I have worked with countless companies who were in the product business. Most were software, some were hardware, a few were other consumer products. All have the same common, and necessary, mindset. People buy products due to a mixture of features, costs and availability. Market perception (the Apple "cool" factor, e.g.) are part of the product features. As such, providers work hard to provide products that have the right mixture of features and price to capture the desired share of the market. But once the product is shipped, it exists on the customer site: iPods, enterprise software, work desks, HP servers, paperback novels, toothpaste... all work at the customer. The customer implicitly (and usually subconsciously) accepts some level of responsibility for keeping the thing in good working order, with the assumption that the provider has sold a product that will last reasonably well. If it has some failure, some outage or downtime, the customer is not pleased but accepts it as a risk they take. Your iPod fails, you are annoyed, you bring it in, eventually you buy another, unless it fails too catastrophically or too regularly. IT departments buy multiple servers and link (or cluster) them together assuming they some will fail.

On the other hand, when you buy a service, you care about the features, but you care more about the service level. If your internal backup software and drive don't work once or twice, you call customer support, get it fixed, and move on. On the other hand, if your backup service doesn't back up, you say, "this is what I am paying them for!!"

The core job of a services company - of which a cloud/SaaS/IaaS/PaaS/BaaS is just a special case - is to operate. Customers pay services companies to take the headache and responsibility of operating their enterprise software or HP servers or payroll off their heads, so they no longer have to worry about availability and uptime and backups and administration and all of the headaches and costs involved in making sure they run just about all of the time.

Product companies, and especially software companies, regularly become confused when transitioning to becoming a services company, and especially cloud. They believe they need to provide the same products, just do it online. They need to pay for data centres and servers and systems administrators, but just enough to keep it running. But service companies are fundamentally different than product companies. They require a different culture, different investments, different structure and different staffing.

Here are three example areas for technology firms. There are many more, which I work with my clients to achieve:

  1. Structure: Software companies will usually have a CTO and a VP R&D (sometimes called VP Engineering).
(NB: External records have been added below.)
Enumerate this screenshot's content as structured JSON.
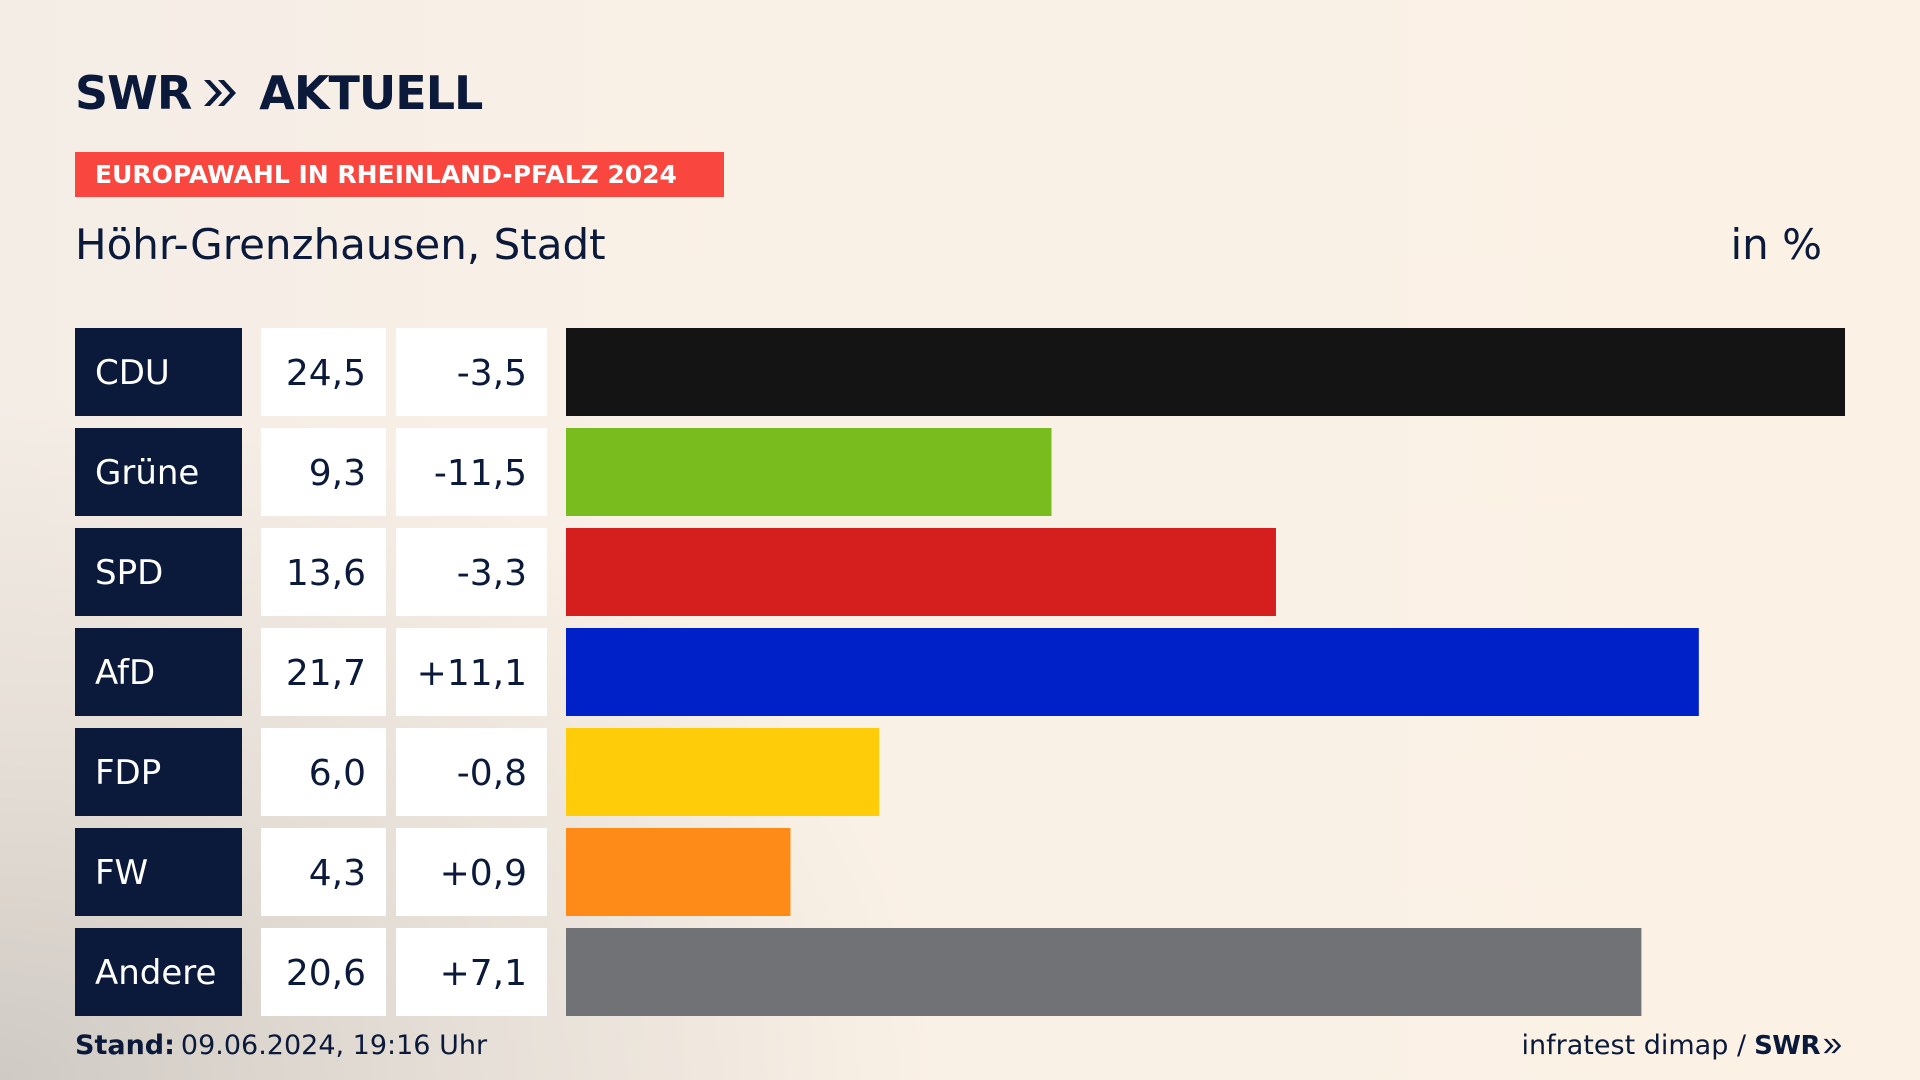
{
  "header": {
    "logo_text": "SWR",
    "logo_suffix": "AKTUELL",
    "logo_icon": "double-chevron-icon",
    "election_label": "EUROPAWAHL IN RHEINLAND-PFALZ 2024",
    "region": "Höhr-Grenzhausen, Stadt",
    "unit": "in %"
  },
  "colors": {
    "navy": "#0b1a3a",
    "label_bg": "#f9473f",
    "cell_bg": "#ffffff"
  },
  "chart_data": {
    "type": "bar",
    "orientation": "horizontal",
    "unit": "%",
    "categories": [
      "CDU",
      "Grüne",
      "SPD",
      "AfD",
      "FDP",
      "FW",
      "Andere"
    ],
    "values": [
      24.5,
      9.3,
      13.6,
      21.7,
      6.0,
      4.3,
      20.6
    ],
    "value_labels": [
      "24,5",
      "9,3",
      "13,6",
      "21,7",
      "6,0",
      "4,3",
      "20,6"
    ],
    "changes": [
      -3.5,
      -11.5,
      -3.3,
      11.1,
      -0.8,
      0.9,
      7.1
    ],
    "change_labels": [
      "-3,5",
      "-11,5",
      "-3,3",
      "+11,1",
      "-0,8",
      "+0,9",
      "+7,1"
    ],
    "colors": [
      "#141414",
      "#79bc1e",
      "#d51e1e",
      "#0021c8",
      "#ffcc09",
      "#fe8b18",
      "#717275"
    ]
  },
  "footer": {
    "stand_label": "Stand:",
    "stand_value": "09.06.2024, 19:16 Uhr",
    "source": "infratest dimap /",
    "source_logo": "SWR"
  }
}
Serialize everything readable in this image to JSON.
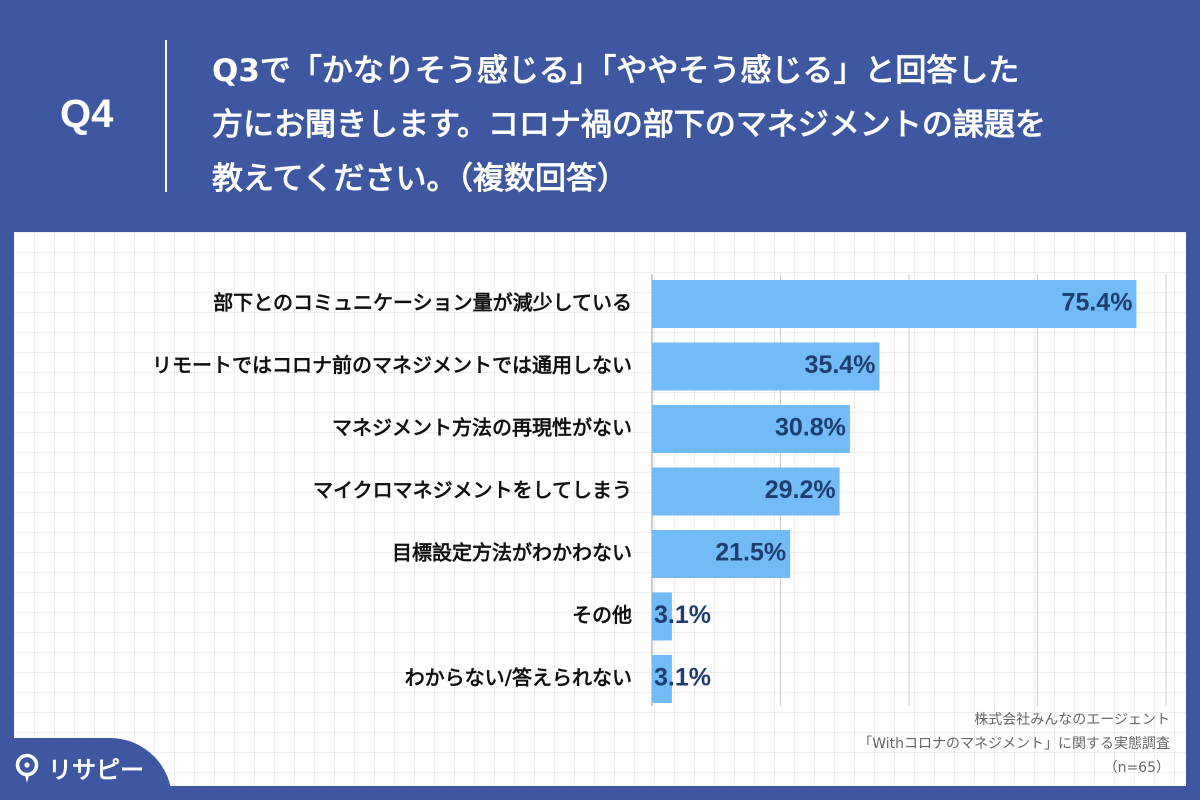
{
  "header": {
    "question_no": "Q4",
    "question_text": "Q3で「かなりそう感じる」「ややそう感じる」と回答した\n方にお聞きします。コロナ禍の部下のマネジメントの課題を\n教えてください。（複数回答）"
  },
  "colors": {
    "brand": "#3d57a1",
    "bar": "#72bbf6",
    "value_label": "#1f3d6e"
  },
  "chart_data": {
    "type": "bar",
    "orientation": "horizontal",
    "categories": [
      "部下とのコミュニケーション量が減少している",
      "リモートではコロナ前のマネジメントでは通用しない",
      "マネジメント方法の再現性がない",
      "マイクロマネジメントをしてしまう",
      "目標設定方法がわかわない",
      "その他",
      "わからない/答えられない"
    ],
    "values": [
      75.4,
      35.4,
      30.8,
      29.2,
      21.5,
      3.1,
      3.1
    ],
    "value_labels": [
      "75.4%",
      "35.4%",
      "30.8%",
      "29.2%",
      "21.5%",
      "3.1%",
      "3.1%"
    ],
    "xlim": [
      0,
      80
    ],
    "grid": true
  },
  "source": {
    "line1": "株式会社みんなのエージェント",
    "line2": "「Withコロナのマネジメント」に関する実態調査",
    "line3": "（n=65）"
  },
  "logo": {
    "text": "リサピー",
    "icon": "map-pin-icon"
  }
}
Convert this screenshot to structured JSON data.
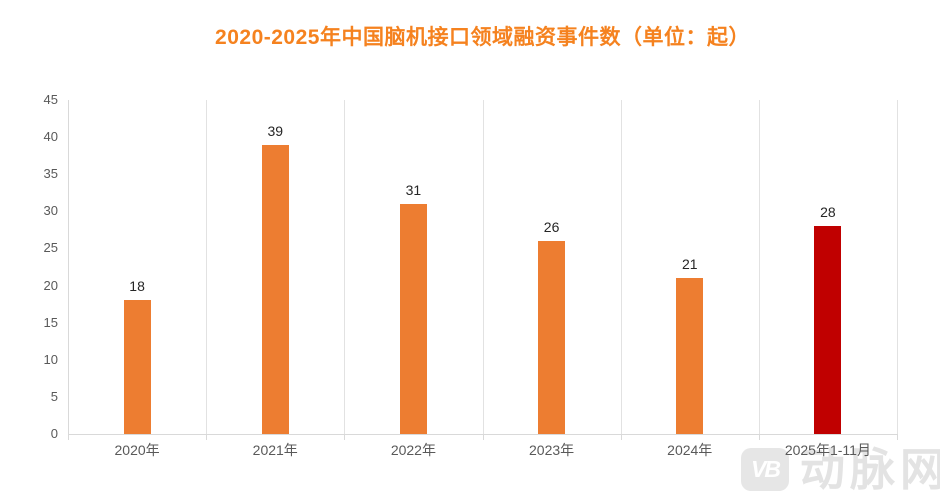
{
  "chart_data": {
    "type": "bar",
    "title": "2020-2025年中国脑机接口领域融资事件数（单位：起）",
    "categories": [
      "2020年",
      "2021年",
      "2022年",
      "2023年",
      "2024年",
      "2025年1-11月"
    ],
    "values": [
      18,
      39,
      31,
      26,
      21,
      28
    ],
    "bar_colors": [
      "#ED7D31",
      "#ED7D31",
      "#ED7D31",
      "#ED7D31",
      "#ED7D31",
      "#C00000"
    ],
    "xlabel": "",
    "ylabel": "",
    "ylim": [
      0,
      45
    ],
    "ytick_step": 5,
    "grid": "vertical category separators only",
    "legend": "none",
    "data_labels": "above bars"
  },
  "colors": {
    "title": "#F5821F",
    "bar_default": "#ED7D31",
    "bar_highlight": "#C00000",
    "axis_line": "#D9D9D9",
    "gridline": "#E2E2E2",
    "axis_label": "#595959",
    "value_label": "#262626",
    "watermark": "#E3E3E3"
  },
  "watermark": {
    "logo_text": "VB",
    "brand_text": "动脉网"
  }
}
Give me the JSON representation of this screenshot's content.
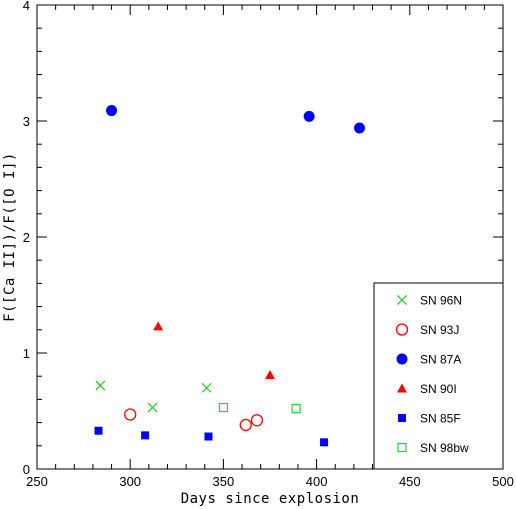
{
  "chart_data": {
    "type": "scatter",
    "xlabel": "Days since explosion",
    "ylabel": "F([Ca II])/F([O I])",
    "xlim": [
      250,
      500
    ],
    "ylim": [
      0,
      4
    ],
    "x_ticks": [
      250,
      300,
      350,
      400,
      450,
      500
    ],
    "y_ticks": [
      0,
      1,
      2,
      3,
      4
    ],
    "x_tick_labels": [
      "250",
      "300",
      "350",
      "400",
      "450",
      "500"
    ],
    "y_tick_labels": [
      "0",
      "1",
      "2",
      "3",
      "4"
    ],
    "legend_position": "bottom-right",
    "grid": false,
    "series": [
      {
        "name": "SN 96N",
        "marker": "cross",
        "color": "#33cc33",
        "points": [
          [
            284,
            0.72
          ],
          [
            312,
            0.53
          ],
          [
            341,
            0.7
          ]
        ]
      },
      {
        "name": "SN 93J",
        "marker": "circle-open",
        "color": "#ff0000",
        "points": [
          [
            300,
            0.47
          ],
          [
            362,
            0.38
          ],
          [
            368,
            0.42
          ]
        ]
      },
      {
        "name": "SN 87A",
        "marker": "circle-filled",
        "color": "#0000ff",
        "points": [
          [
            290,
            3.09
          ],
          [
            396,
            3.04
          ],
          [
            423,
            2.94
          ]
        ]
      },
      {
        "name": "SN 90I",
        "marker": "triangle-filled",
        "color": "#ff0000",
        "points": [
          [
            315,
            1.23
          ],
          [
            375,
            0.81
          ]
        ]
      },
      {
        "name": "SN 85F",
        "marker": "square-filled",
        "color": "#0000ff",
        "points": [
          [
            283,
            0.33
          ],
          [
            308,
            0.29
          ],
          [
            342,
            0.28
          ],
          [
            404,
            0.23
          ]
        ]
      },
      {
        "name": "SN 98bw",
        "marker": "square-open",
        "color": "#33cc33",
        "points": [
          [
            350,
            0.53
          ],
          [
            389,
            0.52
          ]
        ]
      }
    ]
  }
}
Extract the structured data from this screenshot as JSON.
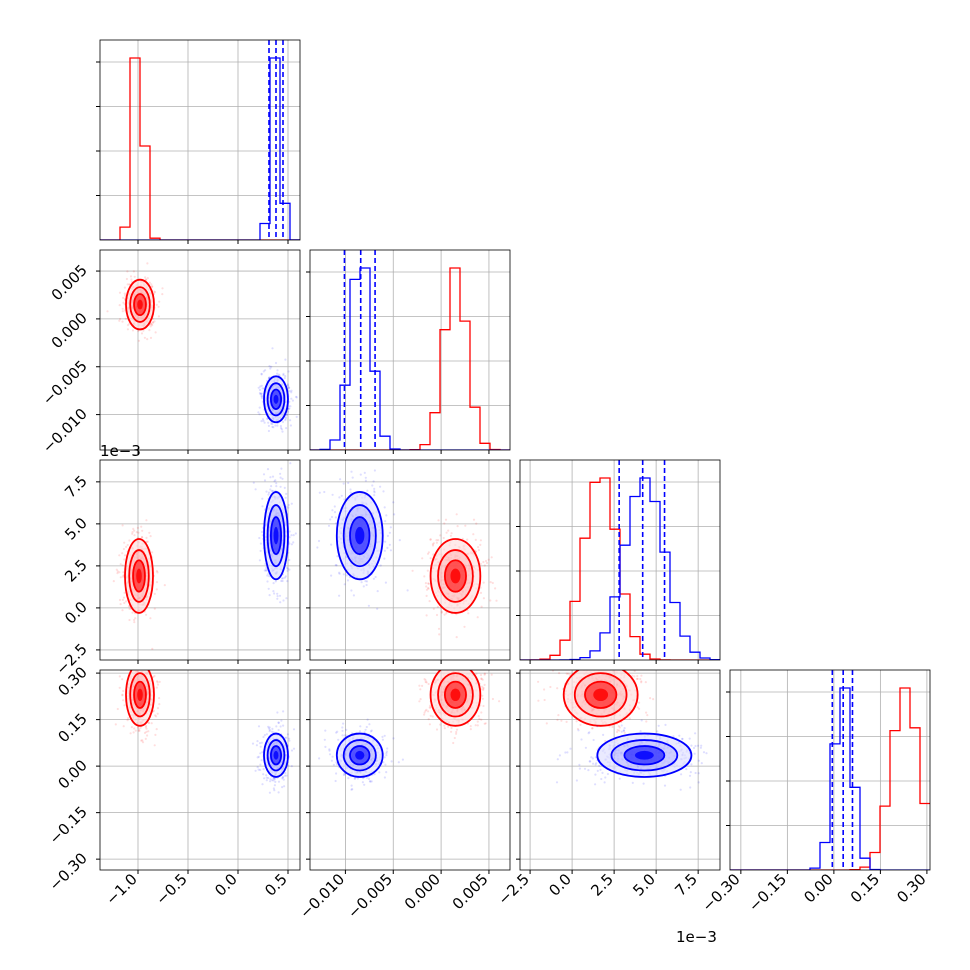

Cloud companies need a VP Technology Products, who owns all software development, the core product, and VP Technology Services, who owns all of the infrastructure (even if in the cloud), middleware and daily operations. These are equal executives. Both of them do engineering and operations. Of course, there may still be a CTO.
  2. Staffing: Software companies will invest the bulk of their technology budget in engineers, secondarily in software tools, although open source has made the second part shrink significantly. Cloud companies should be investing more in the services - engineering and operations of the system itself - than in the software development/engineering. If a customer is paying you more to operate the system than for the features, where would you invest?
  3. Culture: In a software company, customer support traditionally works on a rigid critical/high/medium/low priority continuum. The default is to have 8x5 support, with 24x7 available as a premium. In cloud companies, the default needs to be 24x7x365 operations and support. They still need to prioritize, but less by level of customer importance than by time of impact. A customer affected by a "low" in the cloud for 24 hours, even on the weekend, will cost you more in lost business than one affected by a "high" for 2 hours.

If your product company or vendor is increasingly offering services, and it is having challenges with delivery, availability, customer satisfaction, the culprit is often the difficulty in making the internal transition. As they say, "the first step is admitting you have a problem. The next is getting help."